Akışı durdurup yön tuşları ile bir sonraki gezi noktasına ulaşıp bağlantıyı tıklayarak blog sayfası izlenebilir. Sayfa izlendikten sonra en üst tabda x tıklayarak kaldırılıp tekrar yön tuşları ile aynı şeyler yapılabilir.
AMASYA--ORDU-----RİZE-----UZUNGÖL-FATSA--SİNOP--CİDE--SAFRANBOLU-İSTANBUL
Gezi öncesi geceyi Ankara'da annemin evinde geçirdik. Sabah kahvaltısını yaptıktan sonra saat 8.00 sıralarında yola çıktık. Ankara çevre yolunu kuzeyden dolaşarak Kırıkkale yoluna girdik. Yol Çubuk Barajı'nın çok yakınından geçiyor. Kırıkkale son gördüğümden beri hiç gelişmemiş. Fakirlik her yerde göze çarpıyor. Belki de şehrin kenar mahallelerinden geçtik ve ondan etkilendik . Sungurlu fakir bir kasaba görünümünde. Önceki yıllarını bilenler görse , aradan geçen 50 yılda hiç bir şeyin değişmemiş olduğunu hemen fark eder. Boğazköy'e gitmek için ana yoldan ayrıldık. Boğazköy'e vardığımızda saat 11.00 sıraları idi. Müzeler pazartesi günleri hafta tatili yaptıkları için Boğazköy müzesinin de kapalı olacağından endişe ediyorduk. Ören yerlerini sürekli açık tutuyorlar. Ayrıca şehirdeki müze de açıktı. Biletimizi aldık ve Hattuşa (Boğazkale) tarihi kentine girdik. 1961-62 yıllarında lise öğrencisi iken kurduğum hayaller 40 yıl sonra gerçekleşiyordu.
![]() |
Google Earth'den |
Tapınak yapımında kullanılan taşlar şehrin bulunduğu bölgeden çıkarılmış. Bazalt olanlar dışardan getirilmiş olabilir. Büyük taşları çok güzel işlemişler ve kenetleyerek üst üste oturtmuşlar.Taşları birbirine bağlamak için ayrıca metal kenet de kullanmışlar.

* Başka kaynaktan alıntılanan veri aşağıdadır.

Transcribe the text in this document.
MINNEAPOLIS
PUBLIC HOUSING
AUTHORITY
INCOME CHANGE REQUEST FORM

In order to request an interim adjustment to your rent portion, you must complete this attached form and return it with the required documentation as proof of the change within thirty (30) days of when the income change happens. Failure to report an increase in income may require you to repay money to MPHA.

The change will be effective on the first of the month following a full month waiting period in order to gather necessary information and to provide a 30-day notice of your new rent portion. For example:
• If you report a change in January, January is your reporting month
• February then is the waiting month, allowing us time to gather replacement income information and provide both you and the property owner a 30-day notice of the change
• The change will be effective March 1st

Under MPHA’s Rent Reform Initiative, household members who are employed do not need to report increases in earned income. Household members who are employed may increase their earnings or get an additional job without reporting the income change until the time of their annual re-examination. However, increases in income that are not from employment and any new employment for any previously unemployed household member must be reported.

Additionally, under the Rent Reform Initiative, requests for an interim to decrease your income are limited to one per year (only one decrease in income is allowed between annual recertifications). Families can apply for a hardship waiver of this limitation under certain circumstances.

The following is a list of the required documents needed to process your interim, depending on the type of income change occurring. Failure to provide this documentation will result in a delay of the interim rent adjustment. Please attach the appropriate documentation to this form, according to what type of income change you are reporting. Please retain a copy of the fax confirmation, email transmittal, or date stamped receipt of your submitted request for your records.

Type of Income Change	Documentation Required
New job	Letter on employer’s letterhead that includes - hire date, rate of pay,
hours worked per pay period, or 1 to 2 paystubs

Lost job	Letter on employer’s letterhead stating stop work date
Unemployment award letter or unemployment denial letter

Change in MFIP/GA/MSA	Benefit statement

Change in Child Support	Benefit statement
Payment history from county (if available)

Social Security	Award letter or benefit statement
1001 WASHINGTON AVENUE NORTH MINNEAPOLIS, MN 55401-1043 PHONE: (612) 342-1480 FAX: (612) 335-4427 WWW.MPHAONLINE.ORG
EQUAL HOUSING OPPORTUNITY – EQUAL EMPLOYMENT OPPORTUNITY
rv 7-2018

Şehir surlarını izleyerek "Aslanlı Kapı"'ya geldik. Kervanların girdiği bu kapı iki yanında aslanlardan oluşan bir kemer şeklinde yapılmış. Kapı ahşaptan yapılmış olup dayak demirinin girdiği taştaki oyuklar görünmekte. Kapının ancak bir araba geçecek kadar dar tutulduğu görülüyor. Kapıdan geçen arabaların iki yandaki taş yüzeylere sürtünmesi sonucu yiv şeklinde oyuklar oluşmuş. Aslan figürleri ve hiyeroglifler ilgi çekici.
Daha sonra şehrin güneyindeki "Sfenksli Kapı"yı görmeğe gittik.
Boğazkale adı, güneyden kuzeye doğru akan derenin oluşturduğu derin vadiden esinlenerek konulmuştur. Bu vadinin yamaçları batı ve güney surları dışında doğal bir koruma sağlamaktadır. Güney kuzey doğrultusunda bu yamaç boyunca şehre su getirilmiştir. Bu güzergah üzerinde şehrin iki yüksek tepesi arasında bir köprü veya su kemeri bulunmaktaydı. Şehrin doğusunda aynı Aslanlı kapı gibi yapılmış ama aslan yerine bir kral figürü bulunan "Kral Kapı" bulunuyor. Daha sonra Nişantepe'yi ve hiyerogliflerini gördük.
Yemeden içmeden saat 14.00 sıralarıi Alacahöyük’e vardık. Müze kapalı idi. Sfenksleri ve frizleri gördük. Burasının 300mx300m boyutlarında bir mezar alanı olduğu söylenebilir. Mezar odalarında ziynet ve süs eşyaları. Geyik Başları. Güneş Kursu ve benzeri eserler bulunmuş.
Sonunda Çorum’a vardık. Saat Kulesi civarında park edip Ulu Camii ve etrafındaki çarşıları gezdik. Kuyumcu dükkanlarının çokluğuna şaştık. "Karanfilli Leblebici"den Çorum leblebisi aldık. Amasya’ya doğru yola çıktık.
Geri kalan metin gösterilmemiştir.